Véritable traité de physionomie politique, son originalité tient à son absence de plan – même si quinze axiomes résument la théorie de l’auteur à la fin de l’ouvrage-, un désordre quasi nécessaire pour coller à la nature humaine, et c’est la belle intuition de Jenny o combien théâtrale ! : «Et comme les actions humaines ne sont que régies par le hasard, cet exposé se fera sans aucun plan systématique.»

Un cocktail détox socratique et stoïcien

Le rituel reliant François Jenny et Marine Barbarit donne toute la saveur de ce Politichien, d’après Mazarin (Les Déchargeurs) Photo Camille Millerand

De psychologie, il est quasi uniquement question : « connais-toi toi-même et connais les autres – ce qui, sauf erreur de ma part, revient strictement au même » Il faut entendre le détournement du précepte socratique comme une connaissance complète de soi-même intégrant une mise au service d’une action sur soi, d’une auto-correction sans répit, d’une instrumentalisation de soi … pour mieux s’assurer la maîtrise d’autrui…

De l’auto-surveillance («Apprends à surveiller toutes tes actions et ne relâche jamais cette surveillance.» «Note chacun de tes défauts et surveille-toi en conséquence.» «Méfie-toi de ce vers quoi te portent tes sentiments.» à la surveillance de tous, il n’y aucune limite dans tous les sens de la ruse, de la dissimulation et de l’espionnage, en instrumentalisation tout ce qui bouge !

Quand tu fais un cadeau ou quand tu donnes une fête,
médite ta stratégie comme si tu partais en guerre.

Mazarin, Le bréviaire des politiciens, 1684

Se connaître, c’est (s’) espionner.

« Dès la première lecture j’ai été frappé par l’intemporalité de ce texte écrit au 17ème » insiste François Jenny.
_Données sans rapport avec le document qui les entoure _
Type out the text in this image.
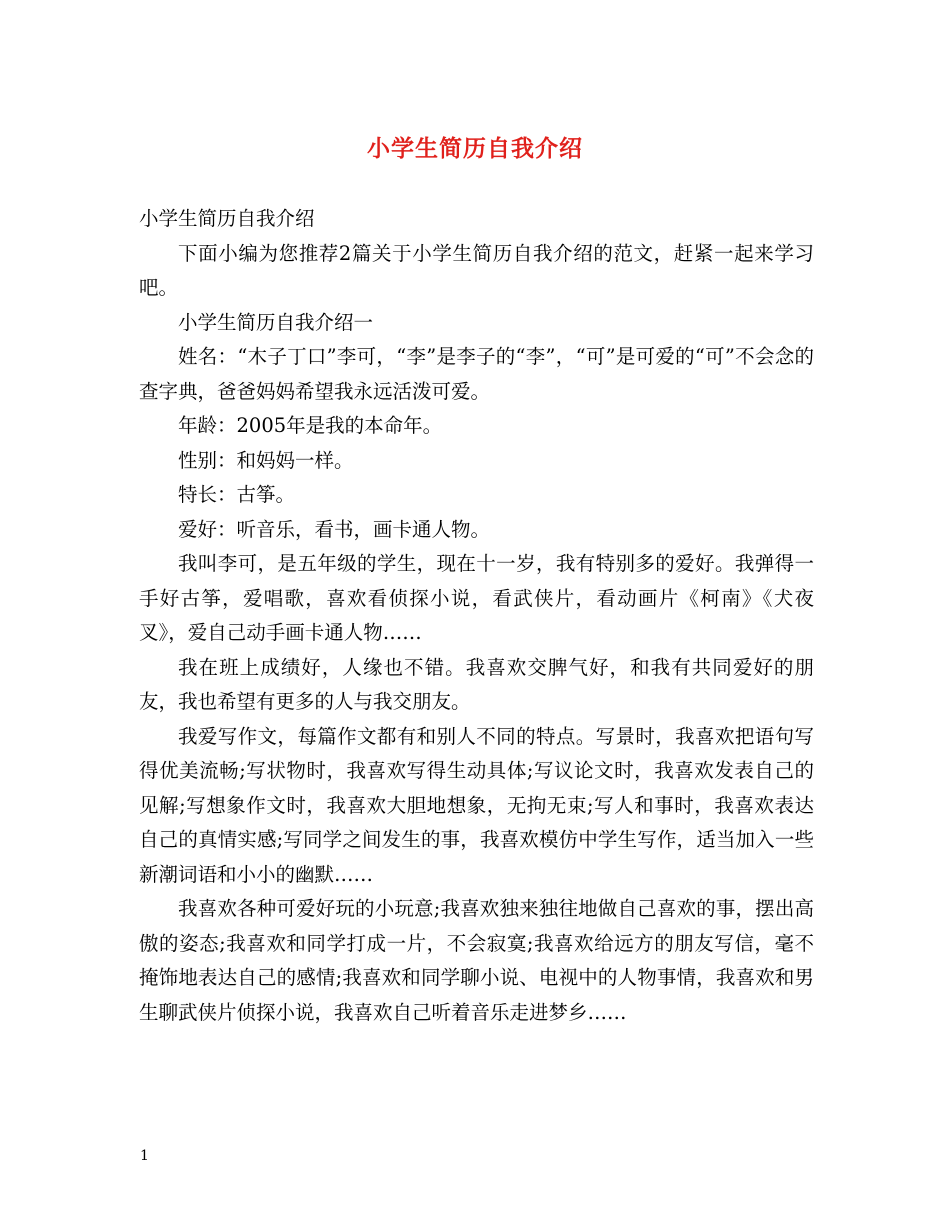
小学生简历自我介绍

小学生简历自我介绍

下面小编为您推荐2篇关于小学生简历自我介绍的范文，赶紧一起来学习吧。

小学生简历自我介绍一

姓名：“木子丁口”李可，“李”是李子的“李”，“可”是可爱的“可”不会念的查字典，爸爸妈妈希望我永远活泼可爱。

年龄：2005年是我的本命年。

性别：和妈妈一样。

特长：古筝。

爱好：听音乐，看书，画卡通人物。

我叫李可，是五年级的学生，现在十一岁，我有特别多的爱好。我弹得一手好古筝，爱唱歌，喜欢看侦探小说，看武侠片，看动画片《柯南》《犬夜叉》，爱自己动手画卡通人物……

我在班上成绩好，人缘也不错。我喜欢交脾气好，和我有共同爱好的朋友，我也希望有更多的人与我交朋友。

我爱写作文，每篇作文都有和别人不同的特点。写景时，我喜欢把语句写得优美流畅;写状物时，我喜欢写得生动具体;写议论文时，我喜欢发表自己的见解;写想象作文时，我喜欢大胆地想象，无拘无束;写人和事时，我喜欢表达自己的真情实感;写同学之间发生的事，我喜欢模仿中学生写作，适当加入一些新潮词语和小小的幽默……

我喜欢各种可爱好玩的小玩意;我喜欢独来独往地做自己喜欢的事，摆出高傲的姿态;我喜欢和同学打成一片，不会寂寞;我喜欢给远方的朋友写信，毫不掩饰地表达自己的感情;我喜欢和同学聊小说、电视中的人物事情，我喜欢和男生聊武侠片侦探小说，我喜欢自己听着音乐走进梦乡……

1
Pour mieux mettre en valeur le discours, convaincu d’incarner le «souci du bien public » et la force physique qui l’appui, sa mise en scène s’appuie à la fois sur des rites qui donnent l’autorité (de l’habillement à la restauration) et sur un récit pour mieux convaincre son interlocuteur, graine de puissant ou en devenir.

«Laisse aux autres la gloire et le renom, toi recherche la réalité du pouvoir.» « Farde ton cœur comme on farde un visage« .
Car il s’agit bien de pouvoir, tous azimuts,  sur soi et les autres, « à la pure et simple manipulation du consensus » (Eco).

Contrôle surtout les autres !

Le pouvoir sur les autres comme en témoigne l’omniprésente esclave muette répondant d’un claquement de doigt à chaque désir, au risque d’un regard noir ou pire ! Politichien parvient dans un dispositif très sobre, grâce à la force du seul théâtre et des acteurs à rappeler l’essentiel : ne pas se laisser étouffer par la force du verbe aussi pertinente soit elle. La politique reste une affaire collective, non d’un seul qui « contrôle » tous les autres. Loin des mots.
Courrez y, oubliez un temps les chaines d’infos et les politiciens. Vous ne les entendrez plus pareils.